Written in a handwriting I somehow feel I should remember but don't came a card with an anonymous birthday note yesterday.
Yes I do and I woke up this morning tantalized by the card that lacked a person. I didn't mind that it lacked a person ... person-dom is fun, but not exactly necessary. The card felt warm in my mind ... something placed on the parallel-lines-meet-in-infinity tracks. If it was a mystery, that was fine. If it wasn't a mystery, that was fine. Do the lines meet? Fine. Do the lines never meet? Fine. Everything felt toasty as I lay warm in bed in the pre-dawn hours basking in thoughts that allowed me to remain ensconced in sheet and blankets.

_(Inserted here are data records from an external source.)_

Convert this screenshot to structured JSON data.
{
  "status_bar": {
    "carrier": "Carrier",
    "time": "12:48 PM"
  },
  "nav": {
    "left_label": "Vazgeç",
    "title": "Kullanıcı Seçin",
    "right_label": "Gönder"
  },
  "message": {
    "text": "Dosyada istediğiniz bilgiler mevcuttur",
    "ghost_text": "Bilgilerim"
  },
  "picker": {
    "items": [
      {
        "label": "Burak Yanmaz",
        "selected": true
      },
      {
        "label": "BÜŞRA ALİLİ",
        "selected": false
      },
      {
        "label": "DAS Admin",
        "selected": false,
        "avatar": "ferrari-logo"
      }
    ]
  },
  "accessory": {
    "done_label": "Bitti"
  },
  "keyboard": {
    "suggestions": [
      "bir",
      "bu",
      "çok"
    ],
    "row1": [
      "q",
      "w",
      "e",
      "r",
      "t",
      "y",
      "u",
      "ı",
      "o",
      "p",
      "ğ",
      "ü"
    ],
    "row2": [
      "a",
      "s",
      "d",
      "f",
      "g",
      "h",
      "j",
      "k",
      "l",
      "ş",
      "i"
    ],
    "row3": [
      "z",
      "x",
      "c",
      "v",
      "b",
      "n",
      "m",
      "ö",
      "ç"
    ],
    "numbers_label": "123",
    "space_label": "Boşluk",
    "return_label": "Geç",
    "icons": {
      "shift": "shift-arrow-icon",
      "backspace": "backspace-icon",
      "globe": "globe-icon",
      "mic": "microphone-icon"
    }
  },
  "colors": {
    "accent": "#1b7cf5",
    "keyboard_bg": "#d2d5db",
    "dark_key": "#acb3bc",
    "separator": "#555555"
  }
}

Letters -- the snailmail kind -- were lovely. They presumed without demurrer that between sending and receiving, little or nothing had changed. They allowed for raucous opinion or gnashing sorrow. How in love or hate anyone might be! How decorous or indecorous! How I would hang on their words after opening one from someone I hoped to hear from. There was no internet. No rush ... or, even if there was a rush, the rush was deflated by life's stately paces. Letters assumed both parties credited letters as concrete purveyors of the God's honest truth ... after three or four or five days traveling.
"I love you...."
The diaphanous words hung on diaphanous threads in a diaphanous mind ... and for whatever brief moment, it spelled out a cuddling "yes."